THE LAST SONG
MOVIE: **1/2 (out of 5)
BLU-RAY EXPERIENCE: *** (out of 5)
BY KEVIN CARR
WHAT IT’S ABOUT
Miley Cyrus gets a shot at a more grown-up acting role in the adaptation of Nicholas Sparks’ book “The Last Song.” When Ronnie (Cyrus) and her brother move to Georgia to live with her dad for the summer, she isn’t happy. However, she soon meets a good looking boy on the beach who is more than she gives him credit for. They find a connection with saving the local sea turtles. And as they grow closer, Ronnie’s father uses music to reconnect with his daughter.
WHAT I LIKED
I have a confession to make… I like Miley Cyrus. I understand that she was born with a silver spoon in her mouth and has had many more advantages than most aspiring musicians and actors have. Sure, her landing the “Hannah Montana” show probably had more to do with her father’s connection that her talent, but I don’t have a problem with her as a singer or an actor.
With that said, I think Cyrus is making a fine transition into grown-up acting. She’s still rough around the edges, but that’s more from the fact that she never had to prove herself on the Disney Channel. While this is still a Disney property, Cyrus is given a chance to stretch her acting wings and actually get into a real character. With so many young stars either unable to bridge the gap between child star and grown-up actor, or simply just imploding in the tabloids, I think Cyrus has a shot.
This is a good role for her to transition with because the girls that were ten when “Hannah Montana” started are well into their teenage years now, and this is who the movie is going for.
I’m not a teenage girl, so I wasn’t a fan of the film.
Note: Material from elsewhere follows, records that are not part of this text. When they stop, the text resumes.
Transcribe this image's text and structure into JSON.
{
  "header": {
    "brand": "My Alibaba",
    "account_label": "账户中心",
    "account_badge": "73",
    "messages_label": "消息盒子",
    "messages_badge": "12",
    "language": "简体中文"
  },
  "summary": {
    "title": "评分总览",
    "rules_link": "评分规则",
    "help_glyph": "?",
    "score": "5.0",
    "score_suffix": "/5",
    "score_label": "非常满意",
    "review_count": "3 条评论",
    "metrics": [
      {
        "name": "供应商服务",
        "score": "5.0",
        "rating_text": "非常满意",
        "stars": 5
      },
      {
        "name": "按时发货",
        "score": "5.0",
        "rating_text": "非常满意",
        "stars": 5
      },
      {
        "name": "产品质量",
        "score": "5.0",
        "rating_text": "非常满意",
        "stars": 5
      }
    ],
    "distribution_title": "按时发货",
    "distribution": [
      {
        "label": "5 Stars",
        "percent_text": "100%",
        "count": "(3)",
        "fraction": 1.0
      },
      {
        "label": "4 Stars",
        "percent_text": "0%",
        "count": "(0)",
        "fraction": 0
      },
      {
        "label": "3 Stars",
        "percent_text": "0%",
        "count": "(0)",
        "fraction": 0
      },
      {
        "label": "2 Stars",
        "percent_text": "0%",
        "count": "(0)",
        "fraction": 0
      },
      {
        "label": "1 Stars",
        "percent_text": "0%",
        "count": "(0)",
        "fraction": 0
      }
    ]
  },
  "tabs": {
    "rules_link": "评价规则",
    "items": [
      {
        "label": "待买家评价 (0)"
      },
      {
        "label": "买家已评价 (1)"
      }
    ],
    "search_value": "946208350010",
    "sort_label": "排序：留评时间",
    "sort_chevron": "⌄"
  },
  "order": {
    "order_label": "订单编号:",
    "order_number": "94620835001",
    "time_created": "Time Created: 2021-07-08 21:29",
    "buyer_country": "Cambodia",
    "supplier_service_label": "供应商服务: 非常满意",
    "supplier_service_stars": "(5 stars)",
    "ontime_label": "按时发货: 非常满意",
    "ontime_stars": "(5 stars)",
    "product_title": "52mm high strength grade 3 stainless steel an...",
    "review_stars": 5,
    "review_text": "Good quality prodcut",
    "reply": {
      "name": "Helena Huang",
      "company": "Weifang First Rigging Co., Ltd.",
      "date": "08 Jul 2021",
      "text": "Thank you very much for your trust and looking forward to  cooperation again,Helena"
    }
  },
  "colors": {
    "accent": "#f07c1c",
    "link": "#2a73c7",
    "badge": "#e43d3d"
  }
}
But the locations looked great and the cast did a fine job acting.
WHAT I DIDN’T LIKE
My problems with “The Last Song” result more from the involvment of Nicholas Sparks than anything else. He operates with such a formula. I’d list the elements to that formula, but it would spoil certain elements of the plot. So if you like the standard twists and turns of Sparks’ stories, you’ll enjoy this. Otherwise, you’ll be rolling your eyes a lot. It’s a bit contrived.
The Blu-ray comes bundled with the DVD, both of which include an audio commentary, a set tour with Cyrus’ on-screen brother Bobby Coleman, her music video of “When I Look at You” and the making of the video.
Features exclusive to the Blu-ray include an alternate opening sequence and deleted scenes.
WHO’S GOING TO LIKE THIS MOVIE
Teenage fans of Miley Cyrus and book group readers who love Nicholas Sparks’ novels.